6. Qualitative Behavior and Interpretability

A case study queries for “high-school friendship pairs.” The algorithm first selects network₁.friend (maximal $r_i$/$F_{ji}$), then network₁.highschooler (maximal join $\omega$ and remaining coverage), thereby reconstructing the correct join path. In contrast, coverage-only greedy methods select structurally incoherent tables when fine segment scores are noisy, failing to form the correct join graph.
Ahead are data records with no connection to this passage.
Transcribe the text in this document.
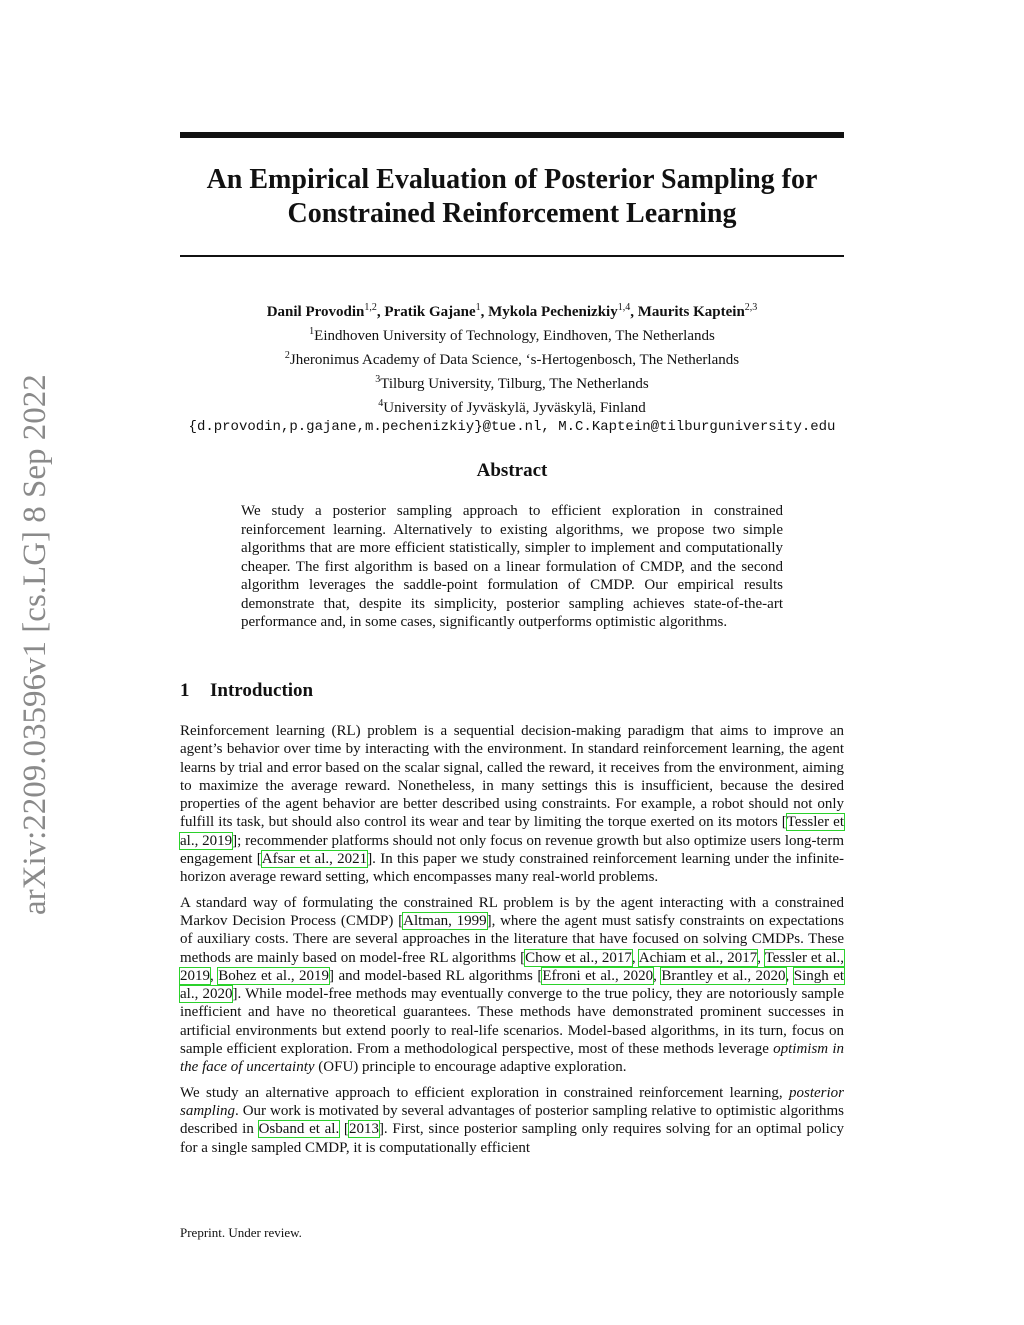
arXiv:2209.03596v1 [cs.LG] 8 Sep 2022
An Empirical Evaluation of Posterior Sampling for Constrained Reinforcement Learning
Danil Provodin$^{1,2}$, Pratik Gajane$^1$, Mykola Pechenizkiy$^{1,4}$, Maurits Kaptein$^{2,3}$
$^1$Eindhoven University of Technology, Eindhoven, The Netherlands
$^2$Jheronimus Academy of Data Science, ‘s-Hertogenbosch, The Netherlands
$^3$Tilburg University, Tilburg, The Netherlands
$^4$University of Jyväskylä, Jyväskylä, Finland
{d.provodin,p.gajane,m.pechenizkiy}@tue.nl, M.C.Kaptein@tilburguniversity.edu
Abstract

We study a posterior sampling approach to efficient exploration in constrained reinforcement learning. Alternatively to existing algorithms, we propose two simple algorithms that are more efficient statistically, simpler to implement and computationally cheaper. The first algorithm is based on a linear formulation of CMDP, and the second algorithm leverages the saddle-point formulation of CMDP. Our empirical results demonstrate that, despite its simplicity, posterior sampling achieves state-of-the-art performance and, in some cases, significantly outperforms optimistic algorithms.

1 Introduction

Reinforcement learning (RL) problem is a sequential decision-making paradigm that aims to improve an agent’s behavior over time by interacting with the environment. In standard reinforcement learning, the agent learns by trial and error based on the scalar signal, called the reward, it receives from the environment, aiming to maximize the average reward. Nonetheless, in many settings this is insufficient, because the desired properties of the agent behavior are better described using constraints. For example, a robot should not only fulfill its task, but should also control its wear and tear by limiting the torque exerted on its motors [Tessler et al., 2019]; recommender platforms should not only focus on revenue growth but also optimize users long-term engagement [Afsar et al., 2021]. In this paper we study constrained reinforcement learning under the infinite-horizon average reward setting, which encompasses many real-world problems.

A standard way of formulating the constrained RL problem is by the agent interacting with a constrained Markov Decision Process (CMDP) [Altman, 1999], where the agent must satisfy constraints on expectations of auxiliary costs. There are several approaches in the literature that have focused on solving CMDPs. These methods are mainly based on model-free RL algorithms [Chow et al., 2017, Achiam et al., 2017, Tessler et al., 2019, Bohez et al., 2019] and model-based RL algorithms [Efroni et al., 2020, Brantley et al., 2020, Singh et al., 2020]. While model-free methods may eventually converge to the true policy, they are notoriously sample inefficient and have no theoretical guarantees. These methods have demonstrated prominent successes in artificial environments but extend poorly to real-life scenarios. Model-based algorithms, in its turn, focus on sample efficient exploration. From a methodological perspective, most of these methods leverage optimism in the face of uncertainty (OFU) principle to encourage adaptive exploration.

We study an alternative approach to efficient exploration in constrained reinforcement learning, posterior sampling. Our work is motivated by several advantages of posterior sampling relative to optimistic algorithms described in Osband et al. [2013]. First, since posterior sampling only requires solving for an optimal policy for a single sampled CMDP, it is computationally efficient

Preprint. Under review.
A plausible implication is that the join-aware utility prioritization robustly mitigates retrieval fragmentation even in the presence of noisy or inconsistent fine-grained semantic signals, especially in schema-rich, enterprise environments.

7. Limitations and Future Directions

Two primary limitations emerge:

• The approach is sensitive to initial seed selection; a poor first pick can cascade to suboptimal set composition.
• The process is purely greedy, precluding overt refinement or backtracking, thus potentially excluding globally optimal retrieval sets.

Proposed research extensions include incorporation of backtracking or beam search, dynamic adaptation of operator priorities (reach beyond JOIN to UNION and aggregation), hybrid schemes where greedy is complemented by MIP fallback on difficult queries, and broad-scope evaluation over open-domain corpora with LLM-guided retrieval operator learning.

Future work explores generalized, operator-agnostic iterative retrieval frameworks intersecting with dynamic symbolic composition and learning-augmented heuristic selection (Boutaleb et al., 17 Nov 2025).